You load sound either from the Manikin sound CDs ("Vintage" and "Studio" are the first being availble now), from the CDs of the M-Tron library or from Compact Flash Cards. You can also store sounds from the CDs to the Flash Card.
So you get the full collection of all the classic Mellotron™ sounds plus some less known ones. All of them are stored, of cause, without looping in all their max 8 secs glory. And the Memotron plays them back without voice stealing or the hassle of changing a tape frome.
You can load three tracks. And because you are not limited by the real Mellotron tracks being on the very same tape, you can choos three sound from the library and play them together. And the Track selector switch also allows you to cross fade somewhere between the track. So you can for example mix the Cello and the 3 Violins to a homogene new sound easily on the fly.

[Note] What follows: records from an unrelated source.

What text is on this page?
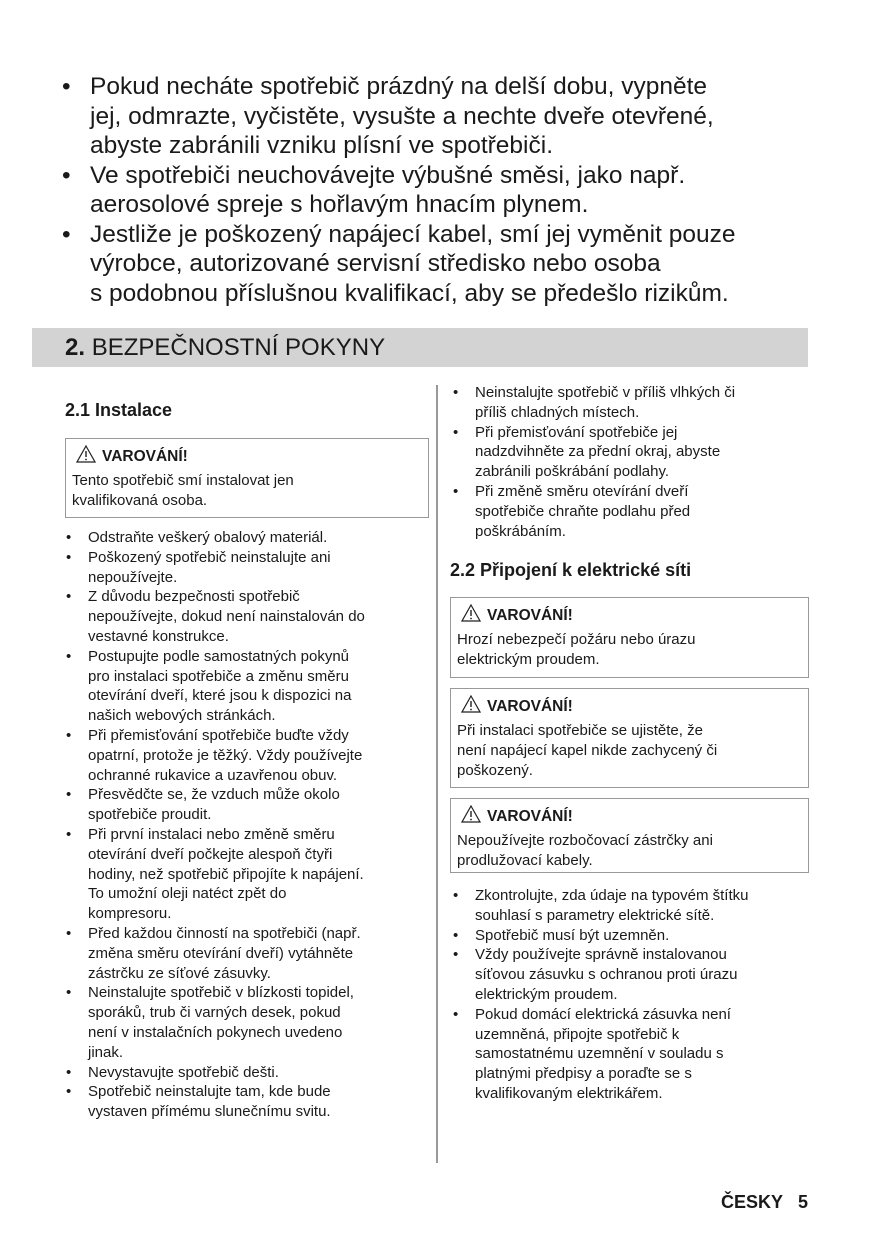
• Pokud necháte spotřebič prázdný na delší dobu, vypněte
jej, odmrazte, vyčistěte, vysušte a nechte dveře otevřené,
abyste zabránili vzniku plísní ve spotřebiči.
• Ve spotřebiči neuchovávejte výbušné směsi, jako např.
aerosolové spreje s hořlavým hnacím plynem.
• Jestliže je poškozený napájecí kabel, smí jej vyměnit pouze
výrobce, autorizované servisní středisko nebo osoba
s podobnou příslušnou kvalifikací, aby se předešlo rizikům.
2. BEZPEČNOSTNÍ POKYNY
2.1 Instalace
VAROVÁNÍ!
Tento spotřebič smí instalovat jen
kvalifikovaná osoba.
• Odstraňte veškerý obalový materiál.
• Poškozený spotřebič neinstalujte ani
nepoužívejte.
• Z důvodu bezpečnosti spotřebič
nepoužívejte, dokud není nainstalován do
vestavné konstrukce.
• Postupujte podle samostatných pokynů
pro instalaci spotřebiče a změnu směru
otevírání dveří, které jsou k dispozici na
našich webových stránkách.
• Při přemisťování spotřebiče buďte vždy
opatrní, protože je těžký. Vždy používejte
ochranné rukavice a uzavřenou obuv.
• Přesvědčte se, že vzduch může okolo
spotřebiče proudit.
• Při první instalaci nebo změně směru
otevírání dveří počkejte alespoň čtyři
hodiny, než spotřebič připojíte k napájení.
To umožní oleji natéct zpět do
kompresoru.
• Před každou činností na spotřebiči (např.
změna směru otevírání dveří) vytáhněte
zástrčku ze síťové zásuvky.
• Neinstalujte spotřebič v blízkosti topidel,
sporáků, trub či varných desek, pokud
není v instalačních pokynech uvedeno
jinak.
• Nevystavujte spotřebič dešti.
• Spotřebič neinstalujte tam, kde bude
vystaven přímému slunečnímu svitu.
• Neinstalujte spotřebič v příliš vlhkých či
příliš chladných místech.
• Při přemisťování spotřebiče jej
nadzdvihněte za přední okraj, abyste
zabránili poškrábání podlahy.
• Při změně směru otevírání dveří
spotřebiče chraňte podlahu před
poškrábáním.
2.2 Připojení k elektrické síti
VAROVÁNÍ!
Hrozí nebezpečí požáru nebo úrazu
elektrickým proudem.
VAROVÁNÍ!
Při instalaci spotřebiče se ujistěte, že
není napájecí kapel nikde zachycený či
poškozený.
VAROVÁNÍ!
Nepoužívejte rozbočovací zástrčky ani
prodlužovací kabely.
• Zkontrolujte, zda údaje na typovém štítku
souhlasí s parametry elektrické sítě.
• Spotřebič musí být uzemněn.
• Vždy používejte správně instalovanou
síťovou zásuvku s ochranou proti úrazu
elektrickým proudem.
• Pokud domácí elektrická zásuvka není
uzemněná, připojte spotřebič k
samostatnému uzemnění v souladu s
platnými předpisy a poraďte se s
kvalifikovaným elektrikářem.
ČESKY 5
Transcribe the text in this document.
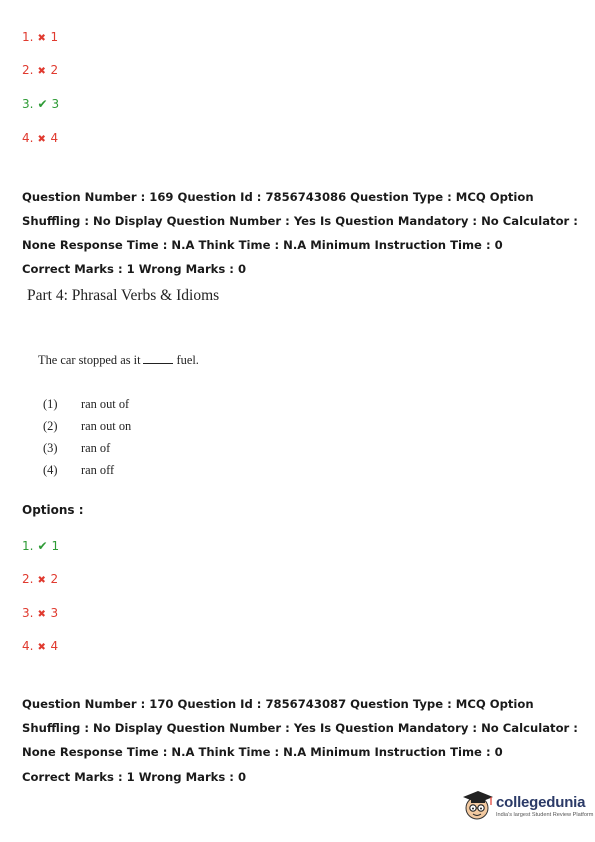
1. ✖ 1
2. ✖ 2
3. ✔ 3
4. ✖ 4
Question Number : 169 Question Id : 7856743086 Question Type : MCQ Option Shuffling : No Display Question Number : Yes Is Question Mandatory : No Calculator : None Response Time : N.A Think Time : N.A Minimum Instruction Time : 0
Correct Marks : 1 Wrong Marks : 0
Part 4: Phrasal Verbs & Idioms
The car stopped as it	fuel.
(1) ran out of
(2) ran out on
(3) ran of
(4) ran off
Options :
1. ✔ 1
2. ✖ 2
3. ✖ 3
4. ✖ 4
Question Number : 170 Question Id : 7856743087 Question Type : MCQ Option Shuffling : No Display Question Number : Yes Is Question Mandatory : No Calculator : None Response Time : N.A Think Time : N.A Minimum Instruction Time : 0
Correct Marks : 1 Wrong Marks : 0
collegedunia
India's largest Student Review Platform
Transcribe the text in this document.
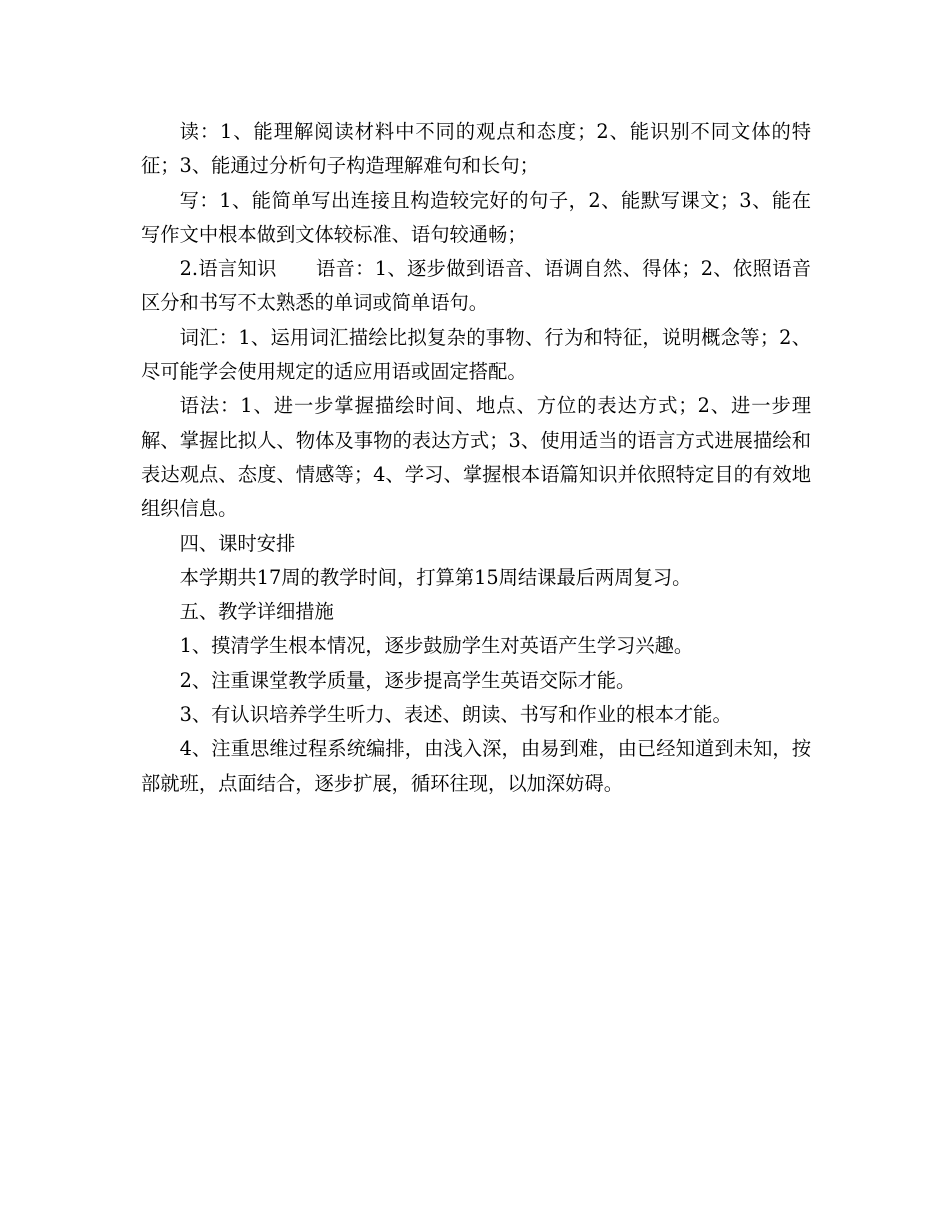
读：1、能理解阅读材料中不同的观点和态度；2、能识别不同文体的特征；3、能通过分析句子构造理解难句和长句；

写：1、能简单写出连接且构造较完好的句子，2、能默写课文；3、能在写作文中根本做到文体较标准、语句较通畅；

2.语言知识　　语音：1、逐步做到语音、语调自然、得体；2、依照语音区分和书写不太熟悉的单词或简单语句。

词汇：1、运用词汇描绘比拟复杂的事物、行为和特征，说明概念等；2、尽可能学会使用规定的适应用语或固定搭配。

语法：1、进一步掌握描绘时间、地点、方位的表达方式；2、进一步理解、掌握比拟人、物体及事物的表达方式；3、使用适当的语言方式进展描绘和表达观点、态度、情感等；4、学习、掌握根本语篇知识并依照特定目的有效地组织信息。

四、课时安排

本学期共17周的教学时间，打算第15周结课最后两周复习。

五、教学详细措施

1、摸清学生根本情况，逐步鼓励学生对英语产生学习兴趣。

2、注重课堂教学质量，逐步提高学生英语交际才能。

3、有认识培养学生听力、表述、朗读、书写和作业的根本才能。

4、注重思维过程系统编排，由浅入深，由易到难，由已经知道到未知，按部就班，点面结合，逐步扩展，循环往现，以加深妨碍。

Besides the obvious volume control, you also get a center detent pitch knob. And just like on the real thing there is no spring returning it to zero. The Tone controll appears to work way more on the sound then the real thing. You get a 12 dB lowpass. For a more vintage sound set this knob to somewhere between the 2 o'clock and the 4 o'clock position. Beware of setting on the counterclockwise end of this knob. It might filter everything of so you get silence and wonder what's happening.
The little switch above the Volume is labeled Half-Speed. It plays back each sound at have the speed. This gives you an one octave lower tone and doubles the length of the tape to up to 16 secs. Some vintage Mellotron players liked it. And it is endeed doing samething usefull on some of the sounds.
The Data knob is the only encoder knob. And it is doubling as ENTER or OK button by pushing it down. It appears to use the same type of encoder as the Manikin Schrittmacher. The Escape button is used to say NO or to move upwards in the easy to use software menu's.
Inside the machine are more parameters available:
Volume per track
Attack per track
Release per track
Panning (all tracks together)
And there is a little FX build in. It gives you some reverbs, delays and chorus FX. Its rather an add-om then a full FX for studio recordings. Think of it as an extra for live concerts.
Manikin might give us additional features with OS updates you can load by burning a CD or writing them to a Compact Flash Card before loading them within seconds.
In the back there is a power cable input, a Volume control pedal in, left and right Audio outputs and a little knob for adjusting the contrast of the always good to read display.
And if you ask yourself now: "where is the CD slot in the fine white wooden housing?", here is the answer:
the slot-in CD reader is under the panel. It is just a little slot to the front. You have to eject CDs through the software function.